Complete d-Band Dispersion and the Mobile Fermion Scale in NaxCoO2

TL;DR

This study maps the complete d-band dispersion in sodium cobaltates using advanced photoelectron techniques, revealing a many-body quasiparticle band with a small Fermi scale and confirming the Luttinger theorem at low doping levels.

Contribution

It provides the first detailed imaging of the full d-band dispersion in sodium cobaltates, highlighting many-body effects and the small Fermi scale in these oxides.

Findings

Observation of hybridization gap anticrossing in the band structure

Identification of a small many-body Fermi scale (~0.25 eV)

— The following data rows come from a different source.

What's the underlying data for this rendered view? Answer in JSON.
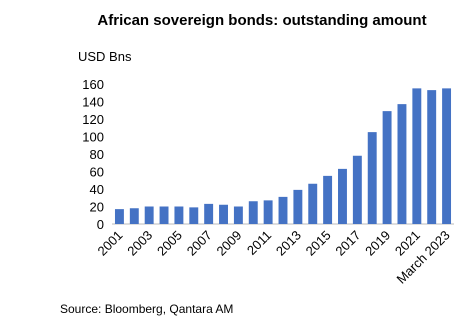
{
  "chart_data": {
    "type": "bar",
    "title": "African sovereign bonds: outstanding amount",
    "y_label": "USD Bns",
    "source": "Source: Bloomberg, Qantara AM",
    "categories": [
      "2001",
      null,
      "2003",
      null,
      "2005",
      null,
      "2007",
      null,
      "2009",
      null,
      "2011",
      null,
      "2013",
      null,
      "2015",
      null,
      "2017",
      null,
      "2019",
      null,
      "2021",
      null,
      "March 2023"
    ],
    "values": [
      17,
      18,
      20,
      20,
      20,
      19,
      23,
      22,
      20,
      26,
      27,
      31,
      39,
      46,
      55,
      63,
      78,
      105,
      129,
      137,
      155,
      153,
      155
    ],
    "color": "#4472c4",
    "ylim": [
      0,
      160
    ],
    "yticks": [
      0,
      20,
      40,
      60,
      80,
      100,
      120,
      140,
      160
    ],
    "grid": false
  }
}
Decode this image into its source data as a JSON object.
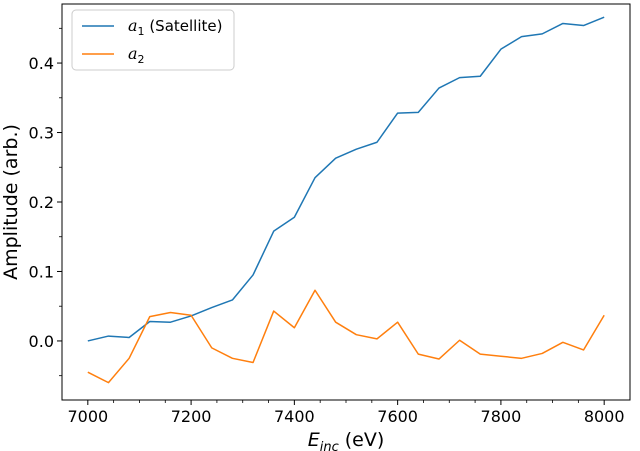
{
  "chart_data": {
    "type": "line",
    "xlabel": "E_inc (eV)",
    "xlabel_parts": {
      "main": "E",
      "sub": "inc",
      "unit": " (eV)"
    },
    "ylabel": "Amplitude (arb.)",
    "xlim": [
      6950,
      8050
    ],
    "ylim": [
      -0.085,
      0.485
    ],
    "xticks": [
      7000,
      7200,
      7400,
      7600,
      7800,
      8000
    ],
    "yticks": [
      0.0,
      0.1,
      0.2,
      0.3,
      0.4
    ],
    "ytick_labels": [
      "0.0",
      "0.1",
      "0.2",
      "0.3",
      "0.4"
    ],
    "legend_position": "top-left",
    "x": [
      7000,
      7040,
      7080,
      7120,
      7160,
      7200,
      7240,
      7280,
      7320,
      7360,
      7400,
      7440,
      7480,
      7520,
      7560,
      7600,
      7640,
      7680,
      7720,
      7760,
      7800,
      7840,
      7880,
      7920,
      7960,
      8000
    ],
    "series": [
      {
        "name": "a1 (Satellite)",
        "legend": {
          "var": "a",
          "sub": "1",
          "suffix": " (Satellite)"
        },
        "color": "#1f77b4",
        "values": [
          0.0,
          0.007,
          0.005,
          0.028,
          0.027,
          0.036,
          0.048,
          0.059,
          0.095,
          0.158,
          0.178,
          0.235,
          0.263,
          0.276,
          0.286,
          0.328,
          0.329,
          0.364,
          0.379,
          0.381,
          0.42,
          0.438,
          0.442,
          0.457,
          0.454,
          0.466
        ]
      },
      {
        "name": "a2",
        "legend": {
          "var": "a",
          "sub": "2",
          "suffix": ""
        },
        "color": "#ff7f0e",
        "values": [
          -0.045,
          -0.06,
          -0.025,
          0.035,
          0.041,
          0.037,
          -0.01,
          -0.025,
          -0.031,
          0.043,
          0.019,
          0.073,
          0.027,
          0.009,
          0.003,
          0.027,
          -0.019,
          -0.026,
          0.001,
          -0.019,
          -0.022,
          -0.025,
          -0.018,
          -0.002,
          -0.013,
          0.037
        ]
      }
    ]
  }
}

Confirmation of the 2D Luttinger theorem at low doping

Abstract

We utilize fine-tuned polarization selection coupled with excitation-energy variation of photoelectron signal to image the \textit{complete d}-band dispersion relation in sodium cobaltates. A hybridization gap anticrossing is observed along the Brillouin zone corner and the full quasiparticle band is found to emerge as a many-body entity lacking a pure orbital polarization. At low dopings, the quasiparticle bandwidth (Fermion scale, many-body \textit{E$_F$} $\sim$ 0.25 eV) is found to be smaller than most known oxide metals. The low-lying density of states is found to be in agreement with bulk-sensitive thermodynamic measurements for nonmagnetic dopings where the 2D Luttinger theorem is also observed to be satisfied.